20 marca 2016, 00:24
Data dobra jak każda inna. Dla mnie nie byłby to problem i spokojnie bym przyszła. Nigdy nie znajdziesz idealnego terminu, zawsze komuś nie będzie pasowało. Ja uważam, że jak ktoś ma przyjść , to i tak przyjdzie. A jak mu nie pasuje, to będzie szukał wymówek.
20 marca 2016, 01:12
raczej nie widzę problemu w dniu, ale w godzinie. 14 to bardzo wcześnie, zwłaszcza że część ludzi pracuje w soboty.
20 marca 2016, 01:55
Po co pytasz, jak juz zarezerwowalas i wylozylas pieniadze?
Ja nie poszlabym na wesele, bo wole isc na sylwestra a tak to by mi odpadl i musialabym odpoczywac po weselu. A juz 14 godzina? Co bedziesz robila?

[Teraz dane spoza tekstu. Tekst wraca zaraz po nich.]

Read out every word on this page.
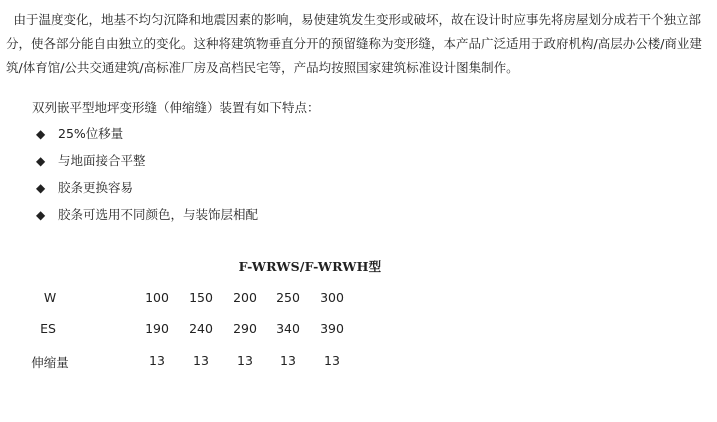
由于温度变化，地基不均匀沉降和地震因素的影响，易使建筑发生变形或破坏，故在设计时应事先将房屋划分成若干个独立部分，使各部分能自由独立的变化。这种将建筑物垂直分开的预留缝称为变形缝，本产品广泛适用于政府机构/高层办公楼/商业建筑/体育馆/公共交通建筑/高标准厂房及高档民宅等，产品均按照国家建筑标准设计图集制作。
双列嵌平型地坪变形缝（伸缩缝）装置有如下特点：
◆ 25%位移量
◆ 与地面接合平整
◆ 胶条更换容易
◆ 胶条可选用不同颜色，与装饰层相配
F-WRWS/F-WRWH型
W	100	150	200	250	300
ES	190	240	290	340	390
伸缩量	13	13	13	13	13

Obiad? a potem podasz kolacje? masz w planach dwa posilki? W sumie niepotrzebny wydatek dla panstwa mlodych. Gdyby sala od 16 gdziny, to juz mozna byloby podawac tylko jeden posilek glowny...
Edytowany przez 5efb75367d05823fac09f20f9e63588b 20 marca 2016, 01:57
20 marca 2016, 03:10
Okropny pomysł, porównywalny do ślubu przykładowo 25 grudnia. Raczej nie poszłabym na takie wesele, chyba że byłoby w bardzo bliskiej rodzinie. Sylwestra i okres noworoczny wolę spędzać za granicą i generalnie tak jak sama zaplanuję. W złym tonie jest narzucanie ludziom jak spędzić sylwestra i tym podobne okazje.